Telsyte research finds that the Australian business smart phone market is two-tier, with the first tier dominated by proprietary operating system device vendors Nokia and RIM. However strong preference for Microsoft Windows is providing second-tier suppliers such as Palm, Motorola, i-Mate, O2 and Samsung – an opportunity to catch up as smart phones become more mainstream. Other key findings from that study include:
· Mobile email continues to reign supreme as the number-one mobile business application among corporate Australia. However, future growth will be driven by the “second wave” of mobile applications – the mobilisation of business process-centric applications led by such applications as customer relationship management, sales force and field force automation.
· The “hottest” mobile technologies are 3G and smart phones, with usage of these two technologies expect to reach 60% of Australian firms in the next 12 months.
· Three-quarters of one million smart phones will be shipped in Australia in 2007, constituting 8% of all mobile phone shipments. The share of smart phones shipped will double by 2010, with shipments as a proportion of all mobile devices growing from 1 in 12 currently to nearly 1 in 6 in three years’ time.
· Based on six critical competitive parameters, including a device vendor’s control over device design and manufacturing, availability of form factors and customisability of applications, control over operating system, and public brand awareness, Nokia emerges as the best-positioned vendor in the Australian business smart phone marketplace, followed closely by RIM, manufacturer of the BlackBerry solution and the only major vendor currently without 3G devices.
· Nokia scores high in fixed-mobile functionality, offers the most comprehensive features incorporating consumer and enterprise functionality, and performs extremely well on brand awareness.
· RIM’s strengths lie in the full control of its own operating system, which delivers the unique secure push email experience. RIM also scores well in device manufacturing and application customisation.
· Both Sony Ericsson and Motorola have a weak line-up of business smart phones. (This is surprising given they both are or associated with telecom network equipment vendors). However, they have more than compensated with rich consumer features.
· Palm has rejuvenated its standing by launching the latest smart phones, which are 3G-enabled and run the Microsoft Windows operating system, while i-Mate continues to focus on high-end devices and takes advantage of the Microsoft momentum.
· All smart phone vendors are adopting a wait-and-see approach with respect to WiMAX support in devices. Meanwhile, the promotion of WiFi functionality in smart phones – and vendors’ launch of WiFi-enabled device – appears to be rather significantly influenced by mobile operators, cautious of the potential cannibalisation effect of WiFi on their business.

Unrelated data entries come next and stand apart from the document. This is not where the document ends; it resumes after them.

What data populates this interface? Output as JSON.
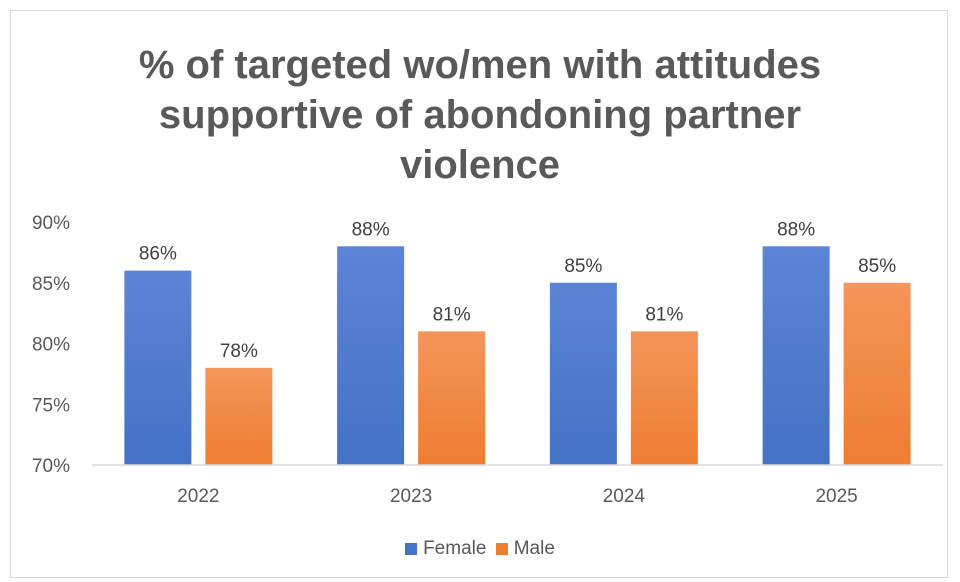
{
  "chart_data": {
    "type": "bar",
    "title_lines": [
      "% of targeted wo/men with attitudes",
      "supportive of abondoning partner",
      "violence"
    ],
    "categories": [
      "2022",
      "2023",
      "2024",
      "2025"
    ],
    "series": [
      {
        "name": "Female",
        "values": [
          86,
          88,
          85,
          88
        ],
        "labels": [
          "86%",
          "88%",
          "85%",
          "88%"
        ],
        "color": "#4472c4",
        "color_light": "#5b84d6"
      },
      {
        "name": "Male",
        "values": [
          78,
          81,
          81,
          85
        ],
        "labels": [
          "78%",
          "81%",
          "81%",
          "85%"
        ],
        "color": "#ed7d31",
        "color_light": "#f4955a"
      }
    ],
    "ylim": [
      70,
      90
    ],
    "yticks": [
      70,
      75,
      80,
      85,
      90
    ],
    "ytick_labels": [
      "70%",
      "75%",
      "80%",
      "85%",
      "90%"
    ],
    "xlabel": "",
    "ylabel": "",
    "grid": false,
    "legend_position": "bottom"
  }
}
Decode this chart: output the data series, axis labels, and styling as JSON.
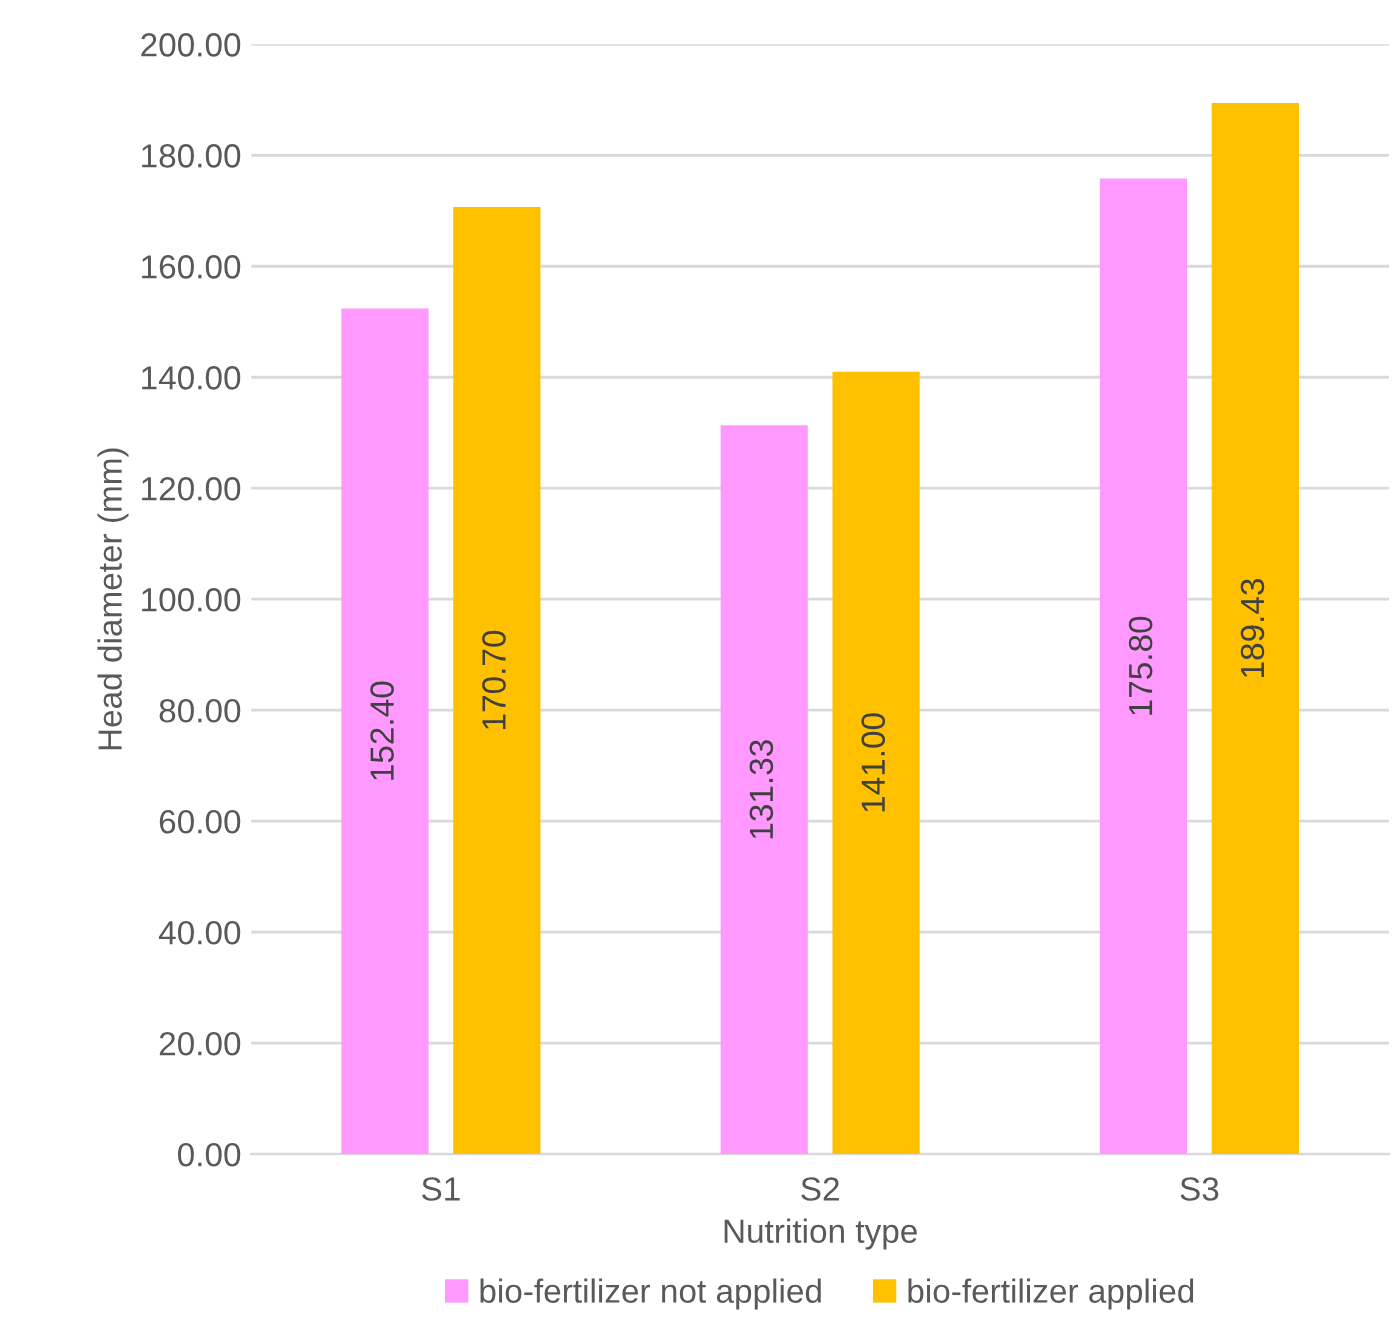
{
  "chart_data": {
    "type": "bar",
    "xlabel": "Nutrition type",
    "ylabel": "Head diameter (mm)",
    "categories": [
      "S1",
      "S2",
      "S3"
    ],
    "series": [
      {
        "name": "bio-fertilizer not applied",
        "color": "#ff99ff",
        "values": [
          152.4,
          131.33,
          175.8
        ],
        "value_labels": [
          "152.40",
          "131.33",
          "175.80"
        ]
      },
      {
        "name": "bio-fertilizer applied",
        "color": "#ffc000",
        "values": [
          170.7,
          141.0,
          189.43
        ],
        "value_labels": [
          "170.70",
          "141.00",
          "189.43"
        ]
      }
    ],
    "ylim": [
      0,
      200
    ],
    "yticks": [
      {
        "value": 0,
        "label": "0.00"
      },
      {
        "value": 20,
        "label": "20.00"
      },
      {
        "value": 40,
        "label": "40.00"
      },
      {
        "value": 60,
        "label": "60.00"
      },
      {
        "value": 80,
        "label": "80.00"
      },
      {
        "value": 100,
        "label": "100.00"
      },
      {
        "value": 120,
        "label": "120.00"
      },
      {
        "value": 140,
        "label": "140.00"
      },
      {
        "value": 160,
        "label": "160.00"
      },
      {
        "value": 180,
        "label": "180.00"
      },
      {
        "value": 200,
        "label": "200.00"
      }
    ],
    "grid": "y",
    "legend": "bottom"
  }
}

· The battle of mobile operating systems is still on, with half of business users undecided. With Apple iPhone jumping into the fray with its own operating system, this battle will further intensify.
· While Nokia and RIM dominate the business smart phone market currently, very strong interest in Microsoft Windows as the mobile operating system of choice is providing tier-two device vendors an opportunity to emerge in this fast-growing market.
· Convergence of functionality is underway as enterprise-focused devices like BlackBerry and i-Mate are increasingly incorporating consumer-focused features with the addition of rich media, while consumer-focused device vendors like Sony Ericsson are incorporating the best-of-breed solutions including QWERTY keys, push email to appeal to the enterprise user.
Telsyte recommends that smart phone vendors differentiate by offering choice of form factors, lead with the latest features, market directly to uses to gain mindshare, and reach out to the IT managers with specific solutions. For business users, Telsyte recommends standardising operating systems to create synergies and optimise costs across platforms, and planning for fixed-mobile convergence.